Combien cette journée du 20 février 1845 reste mémorable dans l’histoire de notre ville ! Ce cortège, c’est la foule — toutes les races et toutes les croyances qui se donnent une fois la main pour saluer les hérauts de la paix et de la consolation. Il y a là le révérend Spence, pasteur de l’église presbytérienne écossaise ; le Père Molloy, desservant de la population irlandaise catholique ; un jeune homme qui doit peu après s’appeler le chevalier Heney, un autre qui devient en 1847 maire de Bytown, M. Turgeon. Jamais mosaïque d’équipages, de costumes, de langage, de physionomies, n’a été mieux marquée au Canada, et pour une cause plus noble.
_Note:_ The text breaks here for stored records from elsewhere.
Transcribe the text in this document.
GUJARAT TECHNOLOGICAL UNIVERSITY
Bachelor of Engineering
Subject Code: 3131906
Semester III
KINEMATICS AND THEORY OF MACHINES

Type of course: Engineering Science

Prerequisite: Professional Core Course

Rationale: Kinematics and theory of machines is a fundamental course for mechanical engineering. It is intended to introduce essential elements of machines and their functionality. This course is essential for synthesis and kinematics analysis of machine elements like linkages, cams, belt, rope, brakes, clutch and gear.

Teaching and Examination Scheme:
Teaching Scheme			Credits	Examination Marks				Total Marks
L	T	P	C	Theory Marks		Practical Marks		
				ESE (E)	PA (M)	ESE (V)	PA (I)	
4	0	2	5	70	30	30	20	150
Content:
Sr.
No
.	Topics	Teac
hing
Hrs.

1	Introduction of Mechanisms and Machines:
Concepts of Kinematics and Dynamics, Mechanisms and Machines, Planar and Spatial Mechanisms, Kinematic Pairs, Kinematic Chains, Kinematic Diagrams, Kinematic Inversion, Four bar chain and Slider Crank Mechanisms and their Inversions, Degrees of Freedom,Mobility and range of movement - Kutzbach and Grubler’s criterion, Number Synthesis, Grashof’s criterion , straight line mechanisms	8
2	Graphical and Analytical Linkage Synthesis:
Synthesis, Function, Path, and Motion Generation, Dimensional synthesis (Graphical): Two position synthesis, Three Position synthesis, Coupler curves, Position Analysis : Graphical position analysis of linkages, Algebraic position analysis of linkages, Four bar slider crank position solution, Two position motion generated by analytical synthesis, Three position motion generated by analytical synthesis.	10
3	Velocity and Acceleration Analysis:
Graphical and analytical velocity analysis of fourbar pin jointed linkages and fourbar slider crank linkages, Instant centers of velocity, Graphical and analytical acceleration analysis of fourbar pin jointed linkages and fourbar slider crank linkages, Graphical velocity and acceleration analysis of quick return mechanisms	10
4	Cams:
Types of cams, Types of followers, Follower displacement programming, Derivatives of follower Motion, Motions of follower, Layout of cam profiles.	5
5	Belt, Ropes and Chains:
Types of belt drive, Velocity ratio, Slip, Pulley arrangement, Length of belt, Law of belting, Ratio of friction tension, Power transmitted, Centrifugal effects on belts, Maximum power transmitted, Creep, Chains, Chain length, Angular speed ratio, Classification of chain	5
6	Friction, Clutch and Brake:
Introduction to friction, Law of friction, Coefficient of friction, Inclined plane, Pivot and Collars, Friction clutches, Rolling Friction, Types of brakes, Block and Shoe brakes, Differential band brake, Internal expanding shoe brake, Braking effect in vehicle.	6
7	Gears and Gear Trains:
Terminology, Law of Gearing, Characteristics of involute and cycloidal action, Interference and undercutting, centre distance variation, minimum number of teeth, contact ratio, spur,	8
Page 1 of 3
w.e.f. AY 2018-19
Malgré l’averse, on échangea les salutations les plus joyeuses, comme bien on pense, et les quatre-vingts voitures qui s’étaient portées au devant des sœurs, reprirent leur trajet vers le village, pendant que les piétons, nombreux, resserraient leurs rangs dans la neige fondue et la glaise délayée, pour faire conduite aux messagères de l’aurore nouvelle.

Quiconque venait de Montréal à Bytown, suivait le chemin actuel. Une fois la rivière des Rideaux franchie, on gravissait le raidillon taillé en pleine glaise entre deux buttes de sable, puis on longeait les cimetières, qui occupaient l’emplacement actuel du parc Macdonald. La route dégringolait ensuite en montagnes russes jusqu’au marais élargi croupissant entre les rues Nelson et Cumberland, et qu’on passait sur des falourdes. Partout des arbres, partout le bois, partout la désolation d’un terrain fangeux sous la neige liquéfiée.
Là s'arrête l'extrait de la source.